Au début du XXe siècle, l’Égypte et le monde découvre la voix d’une artiste devenue représentante de tout un peuple au travers de son œuvre et de ses engagements.
« Papa, je peux mettre la musique que je veux ? Oui, après Oum Kalthoum » Cet échange, des millions d’égyptiens l’ont vécu sur les routes. Oum Kalthoum, éternelle comme les pyramides, a marqué le paysage culturel de l’Égypte et sa voix s’est durablement imprimée dans les oreilles de ses habitants. Son nom est pour la première fois gravé sur un disque en 1926, deux millions de personnes se presseront à ses obsèques près de 50 ans plus tard pour pleurer celle qui a été la mère de tout un peuple.
Entre temps, la Diva eu le temps de récolter quelques distinctions en Égypte comme à l’étranger, d’apparaitre sur les grands écrans, et de peser sur la politique culturelle de sa nation. Aujourd’hui, un roman graphique propose de revenir sur la trajectoire de comète de cet Astre d’Orient.
Le Rossignol du Nil
Rien ne prédestinait Oum Kalthoum à suivre le parcours qu’elle a emprunté. Fille d’un imam, qui lui donne le prénom de la fille du prophète, et d’une mère qui travaillait dans les champs à la cueillette du coton, « la voix des Égyptiens » nait dans un village du Delta du Nil au crépuscule du 19e siècle. Ses cordes vocales sont comparées à celle d’un Rossignol dès son plus jeune âge, quand elle reprend des chants tirés du Coran, découvert en cachette en espionnant des échanges entre son père et son frère.
Impressionné par son interprétation des vers sacrés, le paternel lui propose, après hésitations, de les chanter en public, lors de cérémonies religieuses, à condition de se travestir en garçon. C’est donc déguisé que le Rossignol prend pour la première fois son envol, sur un chemin qui le mènera au Caire, dans les salons les plus respectés de la ville.
À 22 ans, Oum Kalthoum apparait pour la première fois sous sa vraie apparence, celle qu’elle conservera le restant de ces jours, celle d’une chanteuse. En 1926, son premier grand succès passe par la presse à 78 Tours. Avec son premier album Si Je te Pardonne, écrit et mis en musique par Ahmed Rami et Mohamed El Kasabgi, tout l’orient découvre la voix d’Oum Kalthoum.
L’Astre d’Orient
À partir de ce moment-là, Oum Kalthoum est devenue l’un des noms les plus connus de la musique orientale. On trouve ses disques dans les foyers de tout le monde arabe et les jeudis, de 22 h à minuit, sa voix envoutait les oreilles égyptiennes en passant sur les ondes de la radio MASR, un concert radiophonique devenue rendez-vous national.

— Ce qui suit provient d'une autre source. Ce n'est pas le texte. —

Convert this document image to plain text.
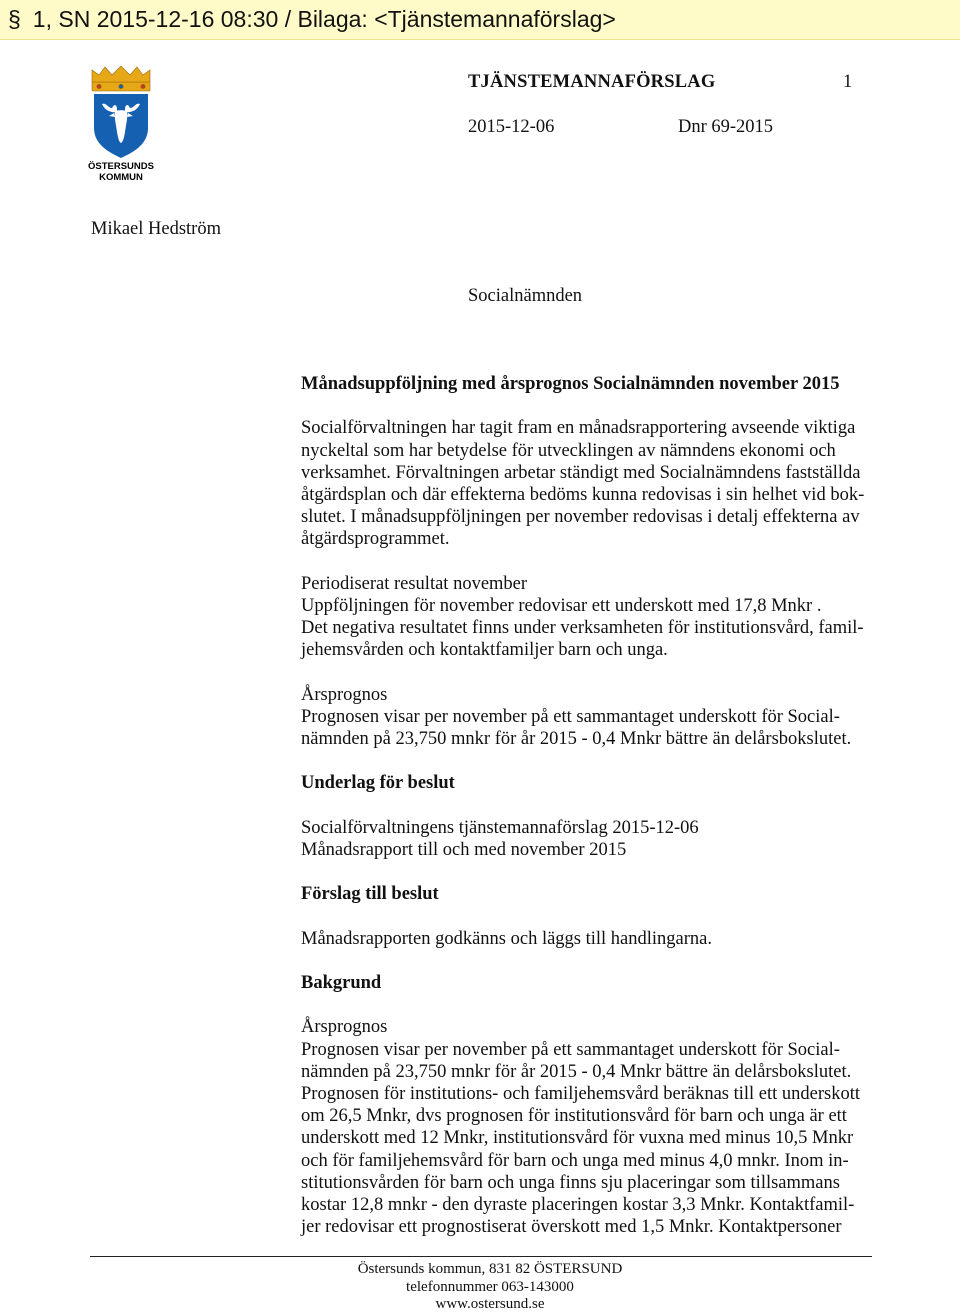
§ 1, SN 2015-12-16 08:30 / Bilaga: <Tjänstemannaförslag>
ÖSTERSUNDS
KOMMUN
TJÄNSTEMANNAFÖRSLAG	1
2015-12-06	Dnr 69-2015
Mikael Hedström
Socialnämnden
Månadsuppföljning med årsprognos Socialnämnden november 2015
Socialförvaltningen har tagit fram en månadsrapportering avseende viktiga
nyckeltal som har betydelse för utvecklingen av nämndens ekonomi och
verksamhet. Förvaltningen arbetar ständigt med Socialnämndens fastställda
åtgärdsplan och där effekterna bedöms kunna redovisas i sin helhet vid bok-
slutet. I månadsuppföljningen per november redovisas i detalj effekterna av
åtgärdsprogrammet.
Periodiserat resultat november
Uppföljningen för november redovisar ett underskott med 17,8 Mnkr .
Det negativa resultatet finns under verksamheten för institutionsvård, famil-
jehemsvården och kontaktfamiljer barn och unga.
Årsprognos
Prognosen visar per november på ett sammantaget underskott för Social-
nämnden på 23,750 mnkr för år 2015 - 0,4 Mnkr bättre än delårsbokslutet.
Underlag för beslut
Socialförvaltningens tjänstemannaförslag 2015-12-06
Månadsrapport till och med november 2015
Förslag till beslut
Månadsrapporten godkänns och läggs till handlingarna.
Bakgrund
Årsprognos
Prognosen visar per november på ett sammantaget underskott för Social-
nämnden på 23,750 mnkr för år 2015 - 0,4 Mnkr bättre än delårsbokslutet.
Prognosen för institutions- och familjehemsvård beräknas till ett underskott
om 26,5 Mnkr, dvs prognosen för institutionsvård för barn och unga är ett
underskott med 12 Mnkr, institutionsvård för vuxna med minus 10,5 Mnkr
och för familjehemsvård för barn och unga med minus 4,0 mnkr. Inom in-
stitutionsvården för barn och unga finns sju placeringar som tillsammans
kostar 12,8 mnkr - den dyraste placeringen kostar 3,3 Mnkr. Kontaktfamil-
jer redovisar ett prognostiserat överskott med 1,5 Mnkr. Kontaktpersoner
Östersunds kommun, 831 82 ÖSTERSUND
telefonnummer 063-143000
www.ostersund.se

La Diva était également considérée comme un soft power pour l’Égypte, son œuvre participait (et participe toujours) au rayonnement culturel du pays. Les journaux la surnommaient parfois « la mère de l’Égypte » pour ses actions sociales (financement d’une bourse d’étude pour les enfants du pays, fondation d’une bibliothèque dans sa ville natale, Tmaë) ou en prêtant sa voix dans des textes engagés en faveur des peuples d’orient. Vous l’avez compris, les sobriquets, Oum Kalthoum les a collectionnés tout au long de sa vie. « La Diva », « la 4e pyramide d’Égypte », « l’Astre d’Orient » ou « La Dame » – surnom donné par un certain général de Gaulle, qui comptait parmi ses admirateurs.

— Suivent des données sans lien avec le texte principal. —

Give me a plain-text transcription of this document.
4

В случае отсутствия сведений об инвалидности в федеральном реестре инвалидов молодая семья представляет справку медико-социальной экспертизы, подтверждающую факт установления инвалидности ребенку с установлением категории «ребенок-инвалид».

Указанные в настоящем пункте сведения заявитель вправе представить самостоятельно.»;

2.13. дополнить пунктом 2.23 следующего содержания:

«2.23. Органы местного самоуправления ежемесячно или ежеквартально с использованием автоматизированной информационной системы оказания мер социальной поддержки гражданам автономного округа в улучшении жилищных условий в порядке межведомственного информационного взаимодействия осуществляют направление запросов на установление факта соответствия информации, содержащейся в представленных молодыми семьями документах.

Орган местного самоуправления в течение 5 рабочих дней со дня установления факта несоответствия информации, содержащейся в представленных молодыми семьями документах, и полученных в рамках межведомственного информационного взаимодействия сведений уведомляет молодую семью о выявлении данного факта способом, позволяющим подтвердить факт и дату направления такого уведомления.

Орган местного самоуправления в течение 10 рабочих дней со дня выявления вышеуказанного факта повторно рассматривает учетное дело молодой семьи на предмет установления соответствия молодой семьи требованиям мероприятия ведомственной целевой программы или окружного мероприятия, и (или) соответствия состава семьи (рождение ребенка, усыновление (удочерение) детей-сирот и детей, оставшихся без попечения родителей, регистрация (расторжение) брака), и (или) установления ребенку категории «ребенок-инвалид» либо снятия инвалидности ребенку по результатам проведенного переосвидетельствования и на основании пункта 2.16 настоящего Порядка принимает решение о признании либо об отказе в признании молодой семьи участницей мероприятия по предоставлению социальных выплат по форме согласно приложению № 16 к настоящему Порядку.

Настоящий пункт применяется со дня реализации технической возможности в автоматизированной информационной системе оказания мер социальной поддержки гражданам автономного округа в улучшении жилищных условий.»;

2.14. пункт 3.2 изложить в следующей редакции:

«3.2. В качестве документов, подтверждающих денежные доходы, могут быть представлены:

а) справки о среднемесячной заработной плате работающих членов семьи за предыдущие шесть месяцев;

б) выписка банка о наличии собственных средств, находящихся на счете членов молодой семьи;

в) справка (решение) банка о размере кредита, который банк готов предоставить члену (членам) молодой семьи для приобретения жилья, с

Selon la légende, c’est ce même haut-gradé qui aurait suggéré à Bruno Coquatrix (Directeur de l’Olympia) d’inviter Oum Kalthoum dans la salle parisienne. Une représentation de trois heures pour trois morceaux, réalisé devant un public venus des quatre coins de l’hexagone. Cette anecdote, on la retrouve en images dans les pages d’Oum Kalthoum, Naissance d’une Diva. Ce roman graphique est le fruit du travail commun de la journaliste Nadia Hathroubi-Safsaf et de l’illustratrice Chadia Loueslati, parue aux éditions La Grenade.
Idéal pour découvrir la vie d’Oum Kalthoum si vous ne la connaissez pas, et si vous la connaissez, vous êtes surement déjà sur le site de la Grenade pour commander cette nouvelle déflagration. Pour les franciliennes et franciliens, vous pouvez découvrir quelques illustrations extraites de ce roman, jusqu’au 26 mars au FGO Barbara, à Barbès-Rochechouart.